CAAF’s web site links to a notice of proposed rule change in today’s Federal Register.  The rule change would provide welcome guidance concerning how to attempt to provide CAAF with new facts when necessary and the standard CAAF will use to assess such attempts.  Rule 30A(a), as amended, would read:

(a) General. The Court will normally not consider any facts outside of the record established at the trial and the Court of Criminal Appeals. Requests to consider factual material that is not contained in the record shall be presented by a motion to supplement the record filed pursuant to Rule 30. The motion shall include statements explaining why the matter was not raised previously at trial or before the Court of Criminal Appeals and why it is appropriate to be considered for the first time in this Court. Motions filed pursuant to this Rule will be granted only for good cause shown.

Comment: The proposed change establishes a procedure for properly presenting a request to the Court to consider evidence that is not in the record. The rule requires a party to explain in a motion why the Court may consider the evidence although it was not considered previously and is not part of the record. The rule also contains a standard for granting motions under the rule.

7 Responses to “Proposed CAAF Rule change”

  1. Anonymous says:

    This could raise the bar, no? Facts that a competent DC or appellate counsel should have presented. But it’s true purpose is probably a way for govt counsel to reprosecute reversals and rulings they don’t like, ala MRE 413 leverage.

  2. Gene Fidell says:

    The last time the Court of Appeals proposed a rule change only NIMJ commented. I hope Anon 2240 and others will comment on this latest proposal. E.g., what is the rule on supplementation of the record in the geographical courts of appeals or state supreme courts in criminal cases? What if a service court allows supplementation where the Court of Appeals would not under the proposed [amorphous] standard? Is that evidence in or out, and under what standard of review? Suggestion for the Rules Advisory Committee: why not issue a notice of what changes are under consideration? Perhaps the explanatory comment could also be made more informative as to precisely–i.e., citing cases in which a problem has been discerned–why a change is being proposed. This one is very conclusory.

  3. RY says:

    The problem I have with this proposed rule actually stems from the Joint CCA rules restricting attachments at the CCA level. Under Rule 23(b), attachments must be affidavits, sworn or under penalty of perjury. This has been a source of frustration where relevant facts for the appellate issue are not exactly testimonial.

    For example, the actual sentences received in co-actor cases for purposes of sentence comparisons may be most easily handled by attachment of the promulgating order from those companion cases. Such an attachment, however, does not comply with Rule 23 and at least the AFCCA is not always permitting them. But consider also documents that would help demonstate post-trial prejudice from extensive appellate delays or what about IAC, where trial defense counsel allegedly failed to take some action (e.g., request a sanity board, introduce certain evidence). It seems to me there are a fair number of cases that would benefit from additional relevant facts that may not be testimonial, are consistent CCA’s required review under Art 66, but do not fall within Rule 23’s parameters. CAAF’s position/ propose ruled may close the door on bringing relevant non-testimonial evidence into appellate review, even where it makes sense.

  4. Gene Fidell says:

    RY, these are worthwhile comments. I hope you will submit something formal in response to the Court’s notice of proposed rule making.

  5. Anon says:

    There should be an exemption for arguments on sentencing disparity. The actual sentence is an unknown, announced at the end, and practically outside the purview of trial litigation.

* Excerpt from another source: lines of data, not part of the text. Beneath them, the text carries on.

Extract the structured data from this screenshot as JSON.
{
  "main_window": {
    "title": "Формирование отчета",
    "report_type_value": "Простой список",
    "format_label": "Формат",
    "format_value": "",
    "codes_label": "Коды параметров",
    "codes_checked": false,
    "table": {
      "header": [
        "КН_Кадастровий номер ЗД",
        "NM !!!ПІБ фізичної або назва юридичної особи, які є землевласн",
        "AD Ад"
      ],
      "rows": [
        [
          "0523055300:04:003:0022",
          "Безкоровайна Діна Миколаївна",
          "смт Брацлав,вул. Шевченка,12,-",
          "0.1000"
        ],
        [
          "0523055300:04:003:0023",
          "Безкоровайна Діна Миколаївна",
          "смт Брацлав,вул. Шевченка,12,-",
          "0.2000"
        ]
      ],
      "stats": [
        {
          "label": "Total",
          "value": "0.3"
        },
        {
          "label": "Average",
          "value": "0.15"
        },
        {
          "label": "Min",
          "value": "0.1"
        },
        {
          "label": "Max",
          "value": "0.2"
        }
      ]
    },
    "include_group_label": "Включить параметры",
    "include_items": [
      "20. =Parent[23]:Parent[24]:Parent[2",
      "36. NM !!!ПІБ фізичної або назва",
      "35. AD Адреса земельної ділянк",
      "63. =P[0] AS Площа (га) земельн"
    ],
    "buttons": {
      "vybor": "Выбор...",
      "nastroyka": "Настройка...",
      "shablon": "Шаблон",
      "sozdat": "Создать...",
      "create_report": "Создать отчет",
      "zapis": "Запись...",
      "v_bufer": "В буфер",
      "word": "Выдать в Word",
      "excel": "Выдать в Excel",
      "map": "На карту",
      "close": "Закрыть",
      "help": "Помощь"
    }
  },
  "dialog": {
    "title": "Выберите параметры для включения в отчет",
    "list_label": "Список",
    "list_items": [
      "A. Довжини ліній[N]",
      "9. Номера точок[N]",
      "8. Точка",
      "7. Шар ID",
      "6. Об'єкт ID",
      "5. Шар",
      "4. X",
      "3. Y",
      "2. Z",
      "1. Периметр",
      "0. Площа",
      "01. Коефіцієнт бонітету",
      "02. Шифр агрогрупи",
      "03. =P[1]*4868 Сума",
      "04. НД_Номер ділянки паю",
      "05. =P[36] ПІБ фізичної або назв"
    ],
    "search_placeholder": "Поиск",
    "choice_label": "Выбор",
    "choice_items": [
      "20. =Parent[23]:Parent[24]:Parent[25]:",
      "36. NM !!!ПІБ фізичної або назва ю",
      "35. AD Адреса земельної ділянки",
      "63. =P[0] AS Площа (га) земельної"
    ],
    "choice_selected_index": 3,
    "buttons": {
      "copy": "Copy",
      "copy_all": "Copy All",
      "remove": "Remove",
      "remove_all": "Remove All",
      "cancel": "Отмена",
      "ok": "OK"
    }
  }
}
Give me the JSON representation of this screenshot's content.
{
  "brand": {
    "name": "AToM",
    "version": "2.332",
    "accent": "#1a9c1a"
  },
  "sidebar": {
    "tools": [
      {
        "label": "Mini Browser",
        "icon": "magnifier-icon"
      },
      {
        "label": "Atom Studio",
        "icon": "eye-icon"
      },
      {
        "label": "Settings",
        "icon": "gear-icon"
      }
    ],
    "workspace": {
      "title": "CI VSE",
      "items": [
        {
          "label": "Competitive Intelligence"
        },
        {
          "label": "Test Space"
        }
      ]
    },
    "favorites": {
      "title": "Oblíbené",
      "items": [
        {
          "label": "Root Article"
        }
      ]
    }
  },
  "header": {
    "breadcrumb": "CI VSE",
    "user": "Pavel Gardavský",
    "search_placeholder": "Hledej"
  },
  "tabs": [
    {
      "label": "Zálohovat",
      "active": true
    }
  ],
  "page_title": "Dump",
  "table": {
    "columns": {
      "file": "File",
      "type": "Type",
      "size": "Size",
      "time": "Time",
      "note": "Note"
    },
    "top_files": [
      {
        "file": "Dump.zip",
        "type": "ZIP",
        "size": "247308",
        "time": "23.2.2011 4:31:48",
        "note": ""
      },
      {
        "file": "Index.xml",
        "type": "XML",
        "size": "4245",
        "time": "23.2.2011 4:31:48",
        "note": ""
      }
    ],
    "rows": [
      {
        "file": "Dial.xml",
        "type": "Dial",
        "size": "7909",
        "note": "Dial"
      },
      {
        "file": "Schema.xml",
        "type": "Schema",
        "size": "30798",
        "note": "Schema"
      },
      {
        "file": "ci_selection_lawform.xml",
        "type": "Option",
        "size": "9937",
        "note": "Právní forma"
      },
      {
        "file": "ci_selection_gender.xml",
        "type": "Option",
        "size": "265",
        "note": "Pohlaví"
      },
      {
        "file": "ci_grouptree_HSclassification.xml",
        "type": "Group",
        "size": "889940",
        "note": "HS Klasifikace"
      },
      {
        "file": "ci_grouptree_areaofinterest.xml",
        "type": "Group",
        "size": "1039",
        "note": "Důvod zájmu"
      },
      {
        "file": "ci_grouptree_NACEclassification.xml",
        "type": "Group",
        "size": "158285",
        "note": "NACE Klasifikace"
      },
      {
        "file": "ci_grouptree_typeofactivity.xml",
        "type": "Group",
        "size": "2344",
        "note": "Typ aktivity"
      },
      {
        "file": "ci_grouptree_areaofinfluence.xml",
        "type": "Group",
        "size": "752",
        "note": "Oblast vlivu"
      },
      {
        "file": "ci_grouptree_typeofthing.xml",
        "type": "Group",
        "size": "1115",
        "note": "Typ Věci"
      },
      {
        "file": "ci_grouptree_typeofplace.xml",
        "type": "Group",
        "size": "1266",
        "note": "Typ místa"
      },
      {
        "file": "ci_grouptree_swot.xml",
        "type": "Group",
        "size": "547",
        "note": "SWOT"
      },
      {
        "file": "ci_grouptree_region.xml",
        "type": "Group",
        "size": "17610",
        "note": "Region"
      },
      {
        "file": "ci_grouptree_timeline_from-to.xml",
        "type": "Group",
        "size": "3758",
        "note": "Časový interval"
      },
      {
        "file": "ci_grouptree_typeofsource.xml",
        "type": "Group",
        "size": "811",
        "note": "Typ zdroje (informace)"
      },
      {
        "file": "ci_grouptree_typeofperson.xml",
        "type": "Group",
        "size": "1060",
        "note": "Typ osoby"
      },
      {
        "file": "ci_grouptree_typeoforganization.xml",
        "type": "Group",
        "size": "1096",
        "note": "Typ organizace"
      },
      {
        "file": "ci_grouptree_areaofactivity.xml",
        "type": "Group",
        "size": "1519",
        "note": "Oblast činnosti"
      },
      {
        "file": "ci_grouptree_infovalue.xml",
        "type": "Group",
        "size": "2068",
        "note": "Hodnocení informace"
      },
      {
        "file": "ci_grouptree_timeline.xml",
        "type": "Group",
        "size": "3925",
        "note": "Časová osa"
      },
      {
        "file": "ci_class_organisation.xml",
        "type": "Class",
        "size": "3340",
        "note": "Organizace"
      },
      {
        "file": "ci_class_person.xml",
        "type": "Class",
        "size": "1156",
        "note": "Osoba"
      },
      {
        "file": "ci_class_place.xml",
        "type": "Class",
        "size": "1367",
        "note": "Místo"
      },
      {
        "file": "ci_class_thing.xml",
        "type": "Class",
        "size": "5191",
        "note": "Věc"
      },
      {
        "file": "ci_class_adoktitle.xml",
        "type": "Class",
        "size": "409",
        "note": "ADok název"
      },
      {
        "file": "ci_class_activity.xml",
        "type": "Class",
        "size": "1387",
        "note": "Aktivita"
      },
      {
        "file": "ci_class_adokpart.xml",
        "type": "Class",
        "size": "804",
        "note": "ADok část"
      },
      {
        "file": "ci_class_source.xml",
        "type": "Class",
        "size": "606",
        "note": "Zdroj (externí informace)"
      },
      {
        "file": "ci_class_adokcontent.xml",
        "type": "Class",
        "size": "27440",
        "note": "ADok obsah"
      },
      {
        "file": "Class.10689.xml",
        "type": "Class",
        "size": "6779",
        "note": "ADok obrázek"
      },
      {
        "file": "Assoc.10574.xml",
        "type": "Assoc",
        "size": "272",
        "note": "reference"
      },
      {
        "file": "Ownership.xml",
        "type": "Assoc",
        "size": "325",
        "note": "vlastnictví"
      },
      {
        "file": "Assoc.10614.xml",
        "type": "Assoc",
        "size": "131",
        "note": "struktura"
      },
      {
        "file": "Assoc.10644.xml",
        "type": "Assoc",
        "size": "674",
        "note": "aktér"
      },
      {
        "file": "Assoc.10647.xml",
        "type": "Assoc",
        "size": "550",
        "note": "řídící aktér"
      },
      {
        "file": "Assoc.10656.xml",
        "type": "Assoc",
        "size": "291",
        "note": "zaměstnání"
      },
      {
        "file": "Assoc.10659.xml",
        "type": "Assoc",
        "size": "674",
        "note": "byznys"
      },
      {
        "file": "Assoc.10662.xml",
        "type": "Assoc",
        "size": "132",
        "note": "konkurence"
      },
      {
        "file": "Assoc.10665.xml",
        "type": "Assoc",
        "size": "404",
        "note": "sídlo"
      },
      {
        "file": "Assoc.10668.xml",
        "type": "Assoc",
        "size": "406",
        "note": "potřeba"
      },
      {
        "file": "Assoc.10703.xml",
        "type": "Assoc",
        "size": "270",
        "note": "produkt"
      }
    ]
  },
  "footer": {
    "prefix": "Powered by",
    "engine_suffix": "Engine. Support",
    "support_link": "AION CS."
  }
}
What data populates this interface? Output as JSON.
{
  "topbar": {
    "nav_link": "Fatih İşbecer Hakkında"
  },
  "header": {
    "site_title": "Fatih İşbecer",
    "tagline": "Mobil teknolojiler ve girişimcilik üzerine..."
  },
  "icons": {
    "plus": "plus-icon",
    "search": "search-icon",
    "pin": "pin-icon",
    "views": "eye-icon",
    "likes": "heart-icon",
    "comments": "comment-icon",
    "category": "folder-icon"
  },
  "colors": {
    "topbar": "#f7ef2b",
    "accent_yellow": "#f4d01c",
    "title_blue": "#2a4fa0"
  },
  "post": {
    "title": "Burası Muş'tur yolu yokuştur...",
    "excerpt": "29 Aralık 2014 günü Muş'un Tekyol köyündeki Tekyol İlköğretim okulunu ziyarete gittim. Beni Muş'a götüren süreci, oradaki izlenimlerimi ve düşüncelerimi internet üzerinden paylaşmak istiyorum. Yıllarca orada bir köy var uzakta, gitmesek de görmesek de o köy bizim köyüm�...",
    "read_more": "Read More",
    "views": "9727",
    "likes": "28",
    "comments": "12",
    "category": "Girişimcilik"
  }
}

  6. Dwight Sullivan says:

    The CCA rules provide for filing documents other than affidavits and declarations. In fact, the example in Joint Rule 23(a) deals specifically with a motion to file a report of a medical board. Joint Rule 23(b) doesn’t preclude the attachment of any documents other than affidavits and declaration. Rather, it provides that when dealing with one kind of document — a statement — only an affidavit or declaration is acceptable. It provides no limitation on the attachment of other kinds of documents. Also, look at ACCA R. 23.3, which deals with motions to attach documents.